They should, really, because it’s obviously your deadlift, your squat, and your bench. It’s very max lift. It’s funny it is called powerlifting. Sorry, we’ll talk power, which will be the Olympic lifts or heavy sleds. Then you go speed, strength, which will be lighter sleds, lighter jumps or loads, then into plyometrics, which isn’t as important for a powerlifter, and then into speed. Developing that strength effectively is important that it’s on…
Oh, sorry, there’s one layer between that. It goes movement, then it goes work capacity, which is essentially the ability to tolerate load. Obviously, you can’t go for max lifts if your body doesn’t have that ability to tolerate that load, that anatomical adaptation. What the pilates does, or what I would look at, is how do we then get the correct movements?
How do we move correctly? There’s essentially three elements that are really, really important for people to do. It’s either a mobility issue, it’s either a stability, or an activation issue, or it’s a motor control. It’s a technique element. There’s then ways that you can try to work on each of these.
Can sometimes be anatomical, which you can’t change. If someone’s femurs are longer, it’s just going to be much harder for them to squat deep. If you look at all the lead powerlifters or even the Olympic lifters, they all have the certain dimensions, but we can be as good as we can by correcting the rest.
If we looked at, say the pilates, how do we improve that movement base? There’s only three things that we need to improve. There’s the mobility, there’s stability, or there’s motor control. Now, mobility can be three different elements. It can either tightness in the muscles or tendon, the muscular tendon junctions.
It’s essentially like the SAR mirror, the muscle fibers are shortened. How you improve that will be like your static stretching. The key ones I would mention here is just make sure you never have that muscles shaking. If you’re doing like a static stretch, the muscles shaking…

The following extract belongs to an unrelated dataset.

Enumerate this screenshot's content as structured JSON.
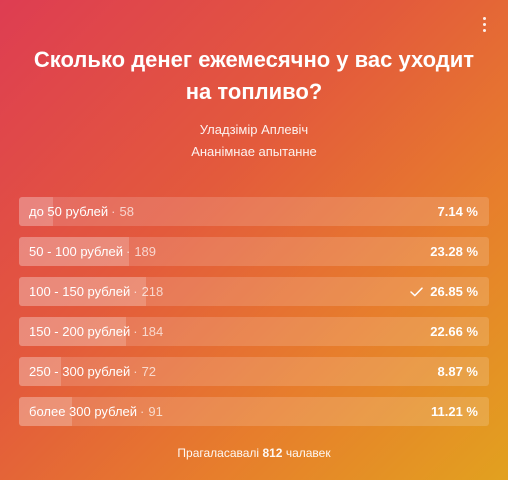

There’s these things called muscle spindles in them. If you stretch too quickly and too fast, or too quickly and too far, you activate the muscle spindles, that shaking is basically the muscle we want to contract back. You need to first go have no stretch on the muscle. Move to where you feel the stretch for the first time. Hold there for 10 seconds to allow the muscle to relax. Take a breath in, breathe out, and move a little bit further into this stretch. The second way you can improve shortened muscles is what we call active isolated stretching.
I know your audience, Dave, David, are quite technical, so we can go quite technical here. Active, isolated stretching works on this thing called reciprocal inhibition. What that means is, if I was doing a bicep curl, as the bicep is contracting there’s a neurological signal sent to a triceps to relax off. Obviously, it just makes it easier. You wouldn’t want the quads, opposite muscles, contracting, which just makes the movement so much harder.
We can use that to our advantage when we’re stretching. The way you would do that is, we generally do this lying down. Imagine if you’re doing a hamstring stretch, for example. What you would do is, you would bring your own leg up, activating the quads.
Or, if we are in a 90/90, lying on the ground, and we’re going to kick the leg out to stretch the hamstring. Then we can have a rope and just give it a little bit of an extra stretch. Kick out for two seconds, pull it a little bit further for one second, then drop it back down a little bit.
Then kick out again for one, two, give it a little bit of an extra push with the rope, into a bit more of a stretch, drop back down. We’ll do that 15 times, in two to three seconds, which is going to be a 30 to 45-second stretch. We can do that for any muscle. If it’s for our calves, that we want to try and improve ankle mobility, where we just lie on the ground, we pull the toes towards the shins.
Then we have a little rope or a band and we just pull the toes towards our shin and a little bit more, as a little bit of resistance but the key is that we are constantly pulling our own toes like that the muscles on the front of the foot are contracting, and with reciprocal inhibition that causes a relaxation then of the opposite muscle.
I said we need to do that 15 times. The last way to improve the muscle length is a thing called P and F. I don’t know why it’s called P and F. It’s basically like activately stretch or isometric stretching and how that works is, if you contract a muscle, immediately following a contraction, there’s a relaxation.
If we get into a stretch, someone holds it and we push up for like, six seconds, at 50 percent contraction, then we relax, we breathe out, the person moves the leg into a deeper position to stretch again, not overly stretching, and he’s shaking will be way too hard just to be feel a stretch.
They hold it there between 7 and 15 seconds. If when you contract and you relax, you get this big increase of range of motion, hold the stretch for only like seven. If there’s not much of a increase in the range of motion, you just hold the stretch longer, that contract relax is not working really.
That is the first element of mobility.